No mapa mundial, a Nova Zelândia se assemelha a duas costeletas de carneiro meio comidas flutuando ao longo do Oceano Pacífico. Este país remoto de 5,3 milhões de habitantes e um estabelecimento de críquete com um volume de negócios anual de cerca de 22 milhões de dólares, cerca de um quinto do património líquido estimado de Roger Federer, tem consistentemente superado o seu peso nos torneios da ICC. Domingo marcará a segunda vez em cinco anos que eles alcançam o confronto principal do torneio, e o fizeram com apenas uma fração do talento disponível na Índia. O que os torna tão ultracompetitivos apesar dos seus recursos limitados?

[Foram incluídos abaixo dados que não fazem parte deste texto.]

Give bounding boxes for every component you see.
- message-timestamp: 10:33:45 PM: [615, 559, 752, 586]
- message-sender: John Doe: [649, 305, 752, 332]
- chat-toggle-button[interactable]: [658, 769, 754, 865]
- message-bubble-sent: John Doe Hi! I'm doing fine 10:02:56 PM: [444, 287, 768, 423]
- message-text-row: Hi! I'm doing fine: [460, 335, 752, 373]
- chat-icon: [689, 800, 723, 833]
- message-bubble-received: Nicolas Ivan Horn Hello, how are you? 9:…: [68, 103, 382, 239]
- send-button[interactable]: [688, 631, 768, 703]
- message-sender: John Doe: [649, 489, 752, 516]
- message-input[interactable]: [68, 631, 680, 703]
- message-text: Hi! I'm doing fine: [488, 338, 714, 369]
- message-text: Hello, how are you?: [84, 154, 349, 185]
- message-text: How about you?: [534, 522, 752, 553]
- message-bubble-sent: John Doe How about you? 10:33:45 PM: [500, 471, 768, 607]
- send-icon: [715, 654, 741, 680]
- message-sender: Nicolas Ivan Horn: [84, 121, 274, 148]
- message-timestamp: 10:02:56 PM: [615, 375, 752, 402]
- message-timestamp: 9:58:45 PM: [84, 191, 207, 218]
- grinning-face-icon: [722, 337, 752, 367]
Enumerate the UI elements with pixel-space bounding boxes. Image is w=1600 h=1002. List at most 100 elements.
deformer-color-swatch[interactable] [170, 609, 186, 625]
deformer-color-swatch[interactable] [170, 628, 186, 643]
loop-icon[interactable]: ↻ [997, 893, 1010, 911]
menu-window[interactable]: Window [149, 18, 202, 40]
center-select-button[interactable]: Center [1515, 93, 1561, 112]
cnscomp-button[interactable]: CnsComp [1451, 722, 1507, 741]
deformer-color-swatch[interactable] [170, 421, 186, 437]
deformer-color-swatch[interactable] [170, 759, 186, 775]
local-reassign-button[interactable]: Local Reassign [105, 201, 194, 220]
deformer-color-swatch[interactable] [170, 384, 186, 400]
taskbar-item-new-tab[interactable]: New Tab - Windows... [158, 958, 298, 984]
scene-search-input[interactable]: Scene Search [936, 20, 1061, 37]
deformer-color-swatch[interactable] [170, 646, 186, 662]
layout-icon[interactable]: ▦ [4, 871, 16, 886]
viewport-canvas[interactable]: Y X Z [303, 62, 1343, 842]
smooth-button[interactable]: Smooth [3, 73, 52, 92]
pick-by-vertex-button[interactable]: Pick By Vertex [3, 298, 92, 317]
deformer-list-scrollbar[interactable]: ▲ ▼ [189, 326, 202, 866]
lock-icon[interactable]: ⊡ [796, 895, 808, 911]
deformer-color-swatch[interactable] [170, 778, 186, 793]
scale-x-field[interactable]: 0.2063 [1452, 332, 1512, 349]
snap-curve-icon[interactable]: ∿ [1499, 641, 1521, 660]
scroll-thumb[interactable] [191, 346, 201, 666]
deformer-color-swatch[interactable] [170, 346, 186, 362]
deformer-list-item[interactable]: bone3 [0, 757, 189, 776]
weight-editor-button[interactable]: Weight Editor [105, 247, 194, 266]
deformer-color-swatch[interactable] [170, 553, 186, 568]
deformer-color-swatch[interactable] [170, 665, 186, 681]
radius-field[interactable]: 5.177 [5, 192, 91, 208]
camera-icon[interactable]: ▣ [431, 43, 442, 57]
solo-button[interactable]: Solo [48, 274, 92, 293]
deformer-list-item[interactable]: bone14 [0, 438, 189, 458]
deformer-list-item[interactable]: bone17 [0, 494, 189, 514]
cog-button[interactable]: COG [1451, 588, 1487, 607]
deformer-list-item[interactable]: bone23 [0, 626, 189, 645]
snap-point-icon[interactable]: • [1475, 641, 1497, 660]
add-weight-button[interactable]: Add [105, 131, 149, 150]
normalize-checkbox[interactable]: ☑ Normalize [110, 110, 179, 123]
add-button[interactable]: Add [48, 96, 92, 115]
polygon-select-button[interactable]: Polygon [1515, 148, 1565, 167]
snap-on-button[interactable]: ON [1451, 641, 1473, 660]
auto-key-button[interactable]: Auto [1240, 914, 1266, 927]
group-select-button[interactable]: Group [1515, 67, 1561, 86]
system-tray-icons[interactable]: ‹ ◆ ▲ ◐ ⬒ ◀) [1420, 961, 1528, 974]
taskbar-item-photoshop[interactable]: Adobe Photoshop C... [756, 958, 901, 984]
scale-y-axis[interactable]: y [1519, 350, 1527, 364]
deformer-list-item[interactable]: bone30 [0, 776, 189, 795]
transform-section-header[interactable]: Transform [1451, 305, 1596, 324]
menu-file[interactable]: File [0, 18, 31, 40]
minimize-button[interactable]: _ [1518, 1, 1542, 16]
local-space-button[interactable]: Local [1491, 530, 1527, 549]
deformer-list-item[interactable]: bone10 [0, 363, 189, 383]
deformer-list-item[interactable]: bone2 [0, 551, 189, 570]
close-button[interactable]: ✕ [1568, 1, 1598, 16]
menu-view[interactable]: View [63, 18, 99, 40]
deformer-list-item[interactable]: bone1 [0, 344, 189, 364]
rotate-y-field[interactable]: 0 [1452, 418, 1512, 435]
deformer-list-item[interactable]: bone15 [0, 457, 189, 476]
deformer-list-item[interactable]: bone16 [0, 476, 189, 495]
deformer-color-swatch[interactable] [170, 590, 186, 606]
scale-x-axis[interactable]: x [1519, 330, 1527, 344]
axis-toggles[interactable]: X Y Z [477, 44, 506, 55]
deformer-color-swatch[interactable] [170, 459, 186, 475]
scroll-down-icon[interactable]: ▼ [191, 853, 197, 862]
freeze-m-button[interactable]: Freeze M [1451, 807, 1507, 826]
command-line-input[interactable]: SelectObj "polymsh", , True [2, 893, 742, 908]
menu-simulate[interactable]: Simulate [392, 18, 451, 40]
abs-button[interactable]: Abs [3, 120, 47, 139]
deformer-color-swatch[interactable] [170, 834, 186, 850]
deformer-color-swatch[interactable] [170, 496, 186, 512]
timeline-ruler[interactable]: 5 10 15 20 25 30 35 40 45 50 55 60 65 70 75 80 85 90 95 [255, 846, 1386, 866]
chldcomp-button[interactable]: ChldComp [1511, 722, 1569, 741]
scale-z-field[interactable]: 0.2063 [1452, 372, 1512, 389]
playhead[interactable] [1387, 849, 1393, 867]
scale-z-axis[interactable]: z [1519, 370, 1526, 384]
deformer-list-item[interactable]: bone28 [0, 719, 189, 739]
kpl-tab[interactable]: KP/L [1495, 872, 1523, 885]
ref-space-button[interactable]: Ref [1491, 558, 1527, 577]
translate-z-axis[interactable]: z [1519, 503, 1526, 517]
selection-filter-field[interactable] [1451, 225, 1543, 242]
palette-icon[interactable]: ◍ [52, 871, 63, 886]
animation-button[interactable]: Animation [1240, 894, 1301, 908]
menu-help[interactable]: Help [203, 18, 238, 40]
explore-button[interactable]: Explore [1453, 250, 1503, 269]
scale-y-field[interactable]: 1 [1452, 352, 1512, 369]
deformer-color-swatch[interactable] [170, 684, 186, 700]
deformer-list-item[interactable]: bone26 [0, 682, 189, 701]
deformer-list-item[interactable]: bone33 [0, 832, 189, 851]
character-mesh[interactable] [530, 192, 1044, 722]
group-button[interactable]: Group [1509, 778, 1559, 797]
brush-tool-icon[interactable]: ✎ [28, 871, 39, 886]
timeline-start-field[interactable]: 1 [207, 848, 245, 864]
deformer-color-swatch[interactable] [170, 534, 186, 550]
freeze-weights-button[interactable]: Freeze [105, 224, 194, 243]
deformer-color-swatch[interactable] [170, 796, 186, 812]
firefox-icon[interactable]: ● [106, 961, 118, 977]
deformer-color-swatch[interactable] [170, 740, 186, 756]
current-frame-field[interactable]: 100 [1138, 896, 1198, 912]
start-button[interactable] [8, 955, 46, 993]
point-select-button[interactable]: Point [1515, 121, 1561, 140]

“Temos seis times: Wellington, Auckland, Canterbury, Otago, Distritos Centrais e Distritos Norte. A qualquer momento, temos cerca de 66 jogadores para escolher. É uma questão de ser inteligente e tirar o melhor proveito de nosso talento muito limitado”, disse o CEO da Associação de Jogadores da Nova Zelândia, Heath Mills, ao ITO.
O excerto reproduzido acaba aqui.